大きなお耳を掴んでわしわしと揉み込むと、キールはくすぐったそうに笑う。キールのお耳は、ふかふかで気持ちいいなぁ。
「では、そろそろ戻りますね」
シラユキ君はそう言うと、ちょこんと頭を下げた。
「うん、じゃあまた……」
「シラユキ君。万が一だけれど……王宮で変事があったら知らせてくれないかな」
お別れに、口を挟んだのはランフォスさんだった。
「……変事、でございますか?」
シラユキ君はその細い首を傾げる。すると綺麗な白の髪が、ふわりと揺れた。
「俺もアルマ国の貴族の末席だからね。聖女の力で国は潤い平和に終わりました、ならいいんだけど。なにかあった時には、動かなければならないこともあるだろうし」
ランフォスさんはそう言うと、ひょいと肩を竦めた。
……ランフォスさんにも、貴族の責務的なことがいろいろあるんだろうな。詳しく聞こうとは思わないけれど。

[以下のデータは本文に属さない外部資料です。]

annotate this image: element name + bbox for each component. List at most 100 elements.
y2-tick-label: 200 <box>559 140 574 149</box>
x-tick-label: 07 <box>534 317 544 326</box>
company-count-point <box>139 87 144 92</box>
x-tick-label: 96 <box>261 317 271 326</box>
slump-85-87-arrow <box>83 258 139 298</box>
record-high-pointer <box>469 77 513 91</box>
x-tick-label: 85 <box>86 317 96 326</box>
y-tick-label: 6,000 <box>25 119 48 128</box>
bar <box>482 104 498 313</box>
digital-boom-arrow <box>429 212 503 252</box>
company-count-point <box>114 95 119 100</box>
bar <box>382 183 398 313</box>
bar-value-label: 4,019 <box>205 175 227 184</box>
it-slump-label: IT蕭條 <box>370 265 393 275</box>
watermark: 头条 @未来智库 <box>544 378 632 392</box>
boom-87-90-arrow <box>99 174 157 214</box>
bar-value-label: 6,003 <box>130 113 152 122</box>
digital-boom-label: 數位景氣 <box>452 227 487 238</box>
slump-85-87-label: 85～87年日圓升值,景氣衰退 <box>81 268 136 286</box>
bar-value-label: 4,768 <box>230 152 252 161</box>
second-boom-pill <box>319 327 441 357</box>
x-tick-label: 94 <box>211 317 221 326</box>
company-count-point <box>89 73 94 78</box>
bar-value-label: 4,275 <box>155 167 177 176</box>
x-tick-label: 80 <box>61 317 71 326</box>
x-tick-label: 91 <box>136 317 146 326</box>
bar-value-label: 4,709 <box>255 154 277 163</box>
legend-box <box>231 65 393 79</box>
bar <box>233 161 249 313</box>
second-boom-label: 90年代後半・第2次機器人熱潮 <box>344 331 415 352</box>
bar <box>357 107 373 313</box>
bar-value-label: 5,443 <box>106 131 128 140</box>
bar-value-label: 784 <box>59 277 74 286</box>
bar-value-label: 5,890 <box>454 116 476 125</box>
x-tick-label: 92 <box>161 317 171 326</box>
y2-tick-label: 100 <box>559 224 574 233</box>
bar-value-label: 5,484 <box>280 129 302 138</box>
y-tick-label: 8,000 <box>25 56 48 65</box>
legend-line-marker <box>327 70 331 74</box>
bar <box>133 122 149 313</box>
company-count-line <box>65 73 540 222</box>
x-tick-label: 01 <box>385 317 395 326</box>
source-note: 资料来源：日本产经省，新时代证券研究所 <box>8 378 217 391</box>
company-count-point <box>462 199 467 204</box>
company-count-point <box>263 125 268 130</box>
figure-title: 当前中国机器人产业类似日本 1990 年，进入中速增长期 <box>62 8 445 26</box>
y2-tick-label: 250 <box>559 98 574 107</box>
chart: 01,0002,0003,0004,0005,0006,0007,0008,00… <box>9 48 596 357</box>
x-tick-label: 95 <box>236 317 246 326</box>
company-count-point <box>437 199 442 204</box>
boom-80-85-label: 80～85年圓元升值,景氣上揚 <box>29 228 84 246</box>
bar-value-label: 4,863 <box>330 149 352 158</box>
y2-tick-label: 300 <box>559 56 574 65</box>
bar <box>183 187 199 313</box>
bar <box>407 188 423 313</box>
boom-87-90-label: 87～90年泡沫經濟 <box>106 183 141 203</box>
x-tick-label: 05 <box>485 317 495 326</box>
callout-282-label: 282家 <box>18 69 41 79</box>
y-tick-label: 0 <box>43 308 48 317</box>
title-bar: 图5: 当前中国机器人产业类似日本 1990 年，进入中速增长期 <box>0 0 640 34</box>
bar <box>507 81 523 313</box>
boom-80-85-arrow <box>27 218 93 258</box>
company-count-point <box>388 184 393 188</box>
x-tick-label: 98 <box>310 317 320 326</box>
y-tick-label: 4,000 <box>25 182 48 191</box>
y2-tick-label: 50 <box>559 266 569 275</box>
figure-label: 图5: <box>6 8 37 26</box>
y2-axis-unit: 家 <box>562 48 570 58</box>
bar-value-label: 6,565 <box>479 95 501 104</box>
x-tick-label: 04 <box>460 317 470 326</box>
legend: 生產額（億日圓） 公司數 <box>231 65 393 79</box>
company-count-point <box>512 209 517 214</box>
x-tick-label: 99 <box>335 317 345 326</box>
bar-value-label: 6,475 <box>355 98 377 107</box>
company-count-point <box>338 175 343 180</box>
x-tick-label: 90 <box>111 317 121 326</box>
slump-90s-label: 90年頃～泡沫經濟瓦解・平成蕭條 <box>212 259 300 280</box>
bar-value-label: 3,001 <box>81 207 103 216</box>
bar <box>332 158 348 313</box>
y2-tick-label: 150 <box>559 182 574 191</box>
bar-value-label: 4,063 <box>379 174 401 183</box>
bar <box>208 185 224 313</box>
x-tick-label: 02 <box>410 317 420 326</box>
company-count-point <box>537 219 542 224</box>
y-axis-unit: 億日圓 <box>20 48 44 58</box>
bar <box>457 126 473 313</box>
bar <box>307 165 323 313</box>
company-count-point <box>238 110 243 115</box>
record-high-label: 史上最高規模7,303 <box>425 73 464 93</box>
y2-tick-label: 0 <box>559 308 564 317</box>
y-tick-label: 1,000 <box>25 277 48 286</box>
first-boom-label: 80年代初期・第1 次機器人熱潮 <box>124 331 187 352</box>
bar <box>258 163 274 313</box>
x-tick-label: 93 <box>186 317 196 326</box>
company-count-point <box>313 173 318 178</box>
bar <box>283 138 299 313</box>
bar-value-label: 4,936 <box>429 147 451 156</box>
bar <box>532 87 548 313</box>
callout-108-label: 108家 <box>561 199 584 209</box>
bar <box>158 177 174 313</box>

「わかりました。不穏な空気を感じたらお知らせします」
シラユキ君はそう言うと、ぺこぺこと数度頭を下げ……ふっとその姿がかき消えた。
「消えた!?」
「転移魔法です、ニーナ様」
驚愕する私の頭をキールが何度も撫でる。す、すごいなぁ。あんなふうに一瞬で移動できるんだ。ここにも転移魔法で来たんだろうな。
「妙な縁ができたね。……『残り滓の聖女』の聖獣か」
ランフォスさんはそうつぶやいて、うんと伸びをする。
「深入りはしちゃいけませんよ、ニーナ様。あくまでおにぎりを時々渡すだけです」
キールが私の前に立って両肩にがしりと手を置く。そして真剣な表情でそう言った。
「うん、もちろんそうする。関わりすぎて『王家』に正体がバレるのは面倒だし。私はこの国の聖女になる気はないもの」
頷きつつそう返すとキールはほっとした顔をしたあとに、私をぎゅっと抱きしめた。
温かな体温と優しい花の香り。意外に逞しい体の感触。
……それらに包まれて、心臓はドキドキと跳ねてしまう。
「キール、なんで抱きつくのかな!」
「……自分を見捨てた相手の助力をするニーナ様はお優しいなと、少し感極まってしまいまして」
キールはそう言うと、私を抱きしめる腕に力を込めた。
「優しくなんかないよ。隣国に行くまでの時間稼ぎは必要でしょ? 打算で手助けするって決めたの!」
助力しなきゃこの国の人が困るよなぁとか、シラユキ君のことが心配だったりとか、心愛さんのことがすこーーーーしだけ心配だったりとか、という気持ちもあるにはあるけれど。心を占めた打算の割合も大きいのだ。
私はキールが買いかぶってくれているような、優しい『聖女様』ではない。
ぽんぽんとキールの背中を叩きながら、彼が落ち着くのを私は待った。
「明日になったら、街に着くねぇ」
そんな私たちの様子を気にするでもないランフォスさんが、ぽつりと独り言をつぶやいた。